Mungra Medical Centre (Dutch: Mungra Medisch Centrum or MMC) is a hospital in Nieuw-Nickerie, Suriname. It was the first hospital in Suriname outside of Paramaribo.

== History ==
On 31 March 1907, the government set up a commission to upgrade the infirmary in Nickerie to a hospital. This became known as the s Lands Ziekenhuis Nickerie, which was located in Margarethenburg, not too far from Nieuw-Nickerie. Due to its remote location, small size and problems with flooding, it was decided in the 1950s to close it and open a new hospital on the Annastraat in Nieuw-Nickerie. The first stone was laid on 25 July 1956 and the hospital was eventually opened on 15 January 1959.

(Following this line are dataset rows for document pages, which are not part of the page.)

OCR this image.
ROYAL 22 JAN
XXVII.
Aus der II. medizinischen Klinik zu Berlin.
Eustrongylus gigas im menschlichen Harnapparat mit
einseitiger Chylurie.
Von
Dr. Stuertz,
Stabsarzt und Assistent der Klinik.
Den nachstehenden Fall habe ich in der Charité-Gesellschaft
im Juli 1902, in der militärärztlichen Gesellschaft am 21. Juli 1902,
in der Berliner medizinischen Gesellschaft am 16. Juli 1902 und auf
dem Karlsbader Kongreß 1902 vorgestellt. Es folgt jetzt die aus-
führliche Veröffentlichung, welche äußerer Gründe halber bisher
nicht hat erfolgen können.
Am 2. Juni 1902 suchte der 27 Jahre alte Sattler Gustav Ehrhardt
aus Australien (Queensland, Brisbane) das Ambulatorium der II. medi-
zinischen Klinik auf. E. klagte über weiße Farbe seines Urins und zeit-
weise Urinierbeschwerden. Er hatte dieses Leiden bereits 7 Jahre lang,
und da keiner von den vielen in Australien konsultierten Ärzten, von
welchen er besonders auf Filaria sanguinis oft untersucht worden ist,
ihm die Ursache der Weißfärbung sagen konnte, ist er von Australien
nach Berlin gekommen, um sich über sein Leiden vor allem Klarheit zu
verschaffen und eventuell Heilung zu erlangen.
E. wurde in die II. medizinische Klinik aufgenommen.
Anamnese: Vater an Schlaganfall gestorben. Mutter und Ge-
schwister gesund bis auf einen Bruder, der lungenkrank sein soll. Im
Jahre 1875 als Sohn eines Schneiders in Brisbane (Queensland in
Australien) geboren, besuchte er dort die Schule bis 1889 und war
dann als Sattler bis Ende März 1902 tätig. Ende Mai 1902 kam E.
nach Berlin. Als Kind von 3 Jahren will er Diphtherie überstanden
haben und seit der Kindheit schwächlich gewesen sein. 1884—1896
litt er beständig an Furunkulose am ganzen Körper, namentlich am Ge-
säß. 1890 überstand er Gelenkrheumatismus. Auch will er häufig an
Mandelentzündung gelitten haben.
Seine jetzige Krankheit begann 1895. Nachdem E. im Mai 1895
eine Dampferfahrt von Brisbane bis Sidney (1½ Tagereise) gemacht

On 7 March 1994, the hospital was named Lachmipersad Mungra Regional Hospital Nickerie after Lachmipersad Mungra, a physician and member of parliament from Nickerie. On 25 May 2017, the hospital was renamed to Mungra Medical Centre. On 8 December 2017, the MMC together with the Ministry of Defence will be setting up five outpatient clinics in Kalebaskreek, Donderskamp, Corneliskondre, and Kabalebo.

==Services==
The hospital specializes in gynecology, surgery, internal medicine, pediatrics, radiology, urology, psychology, otorhinolaryngology. The patient will be referred to Paramaribo for ophthalmology, orthopedic surgery, dermatology, psychiatry, and neurology.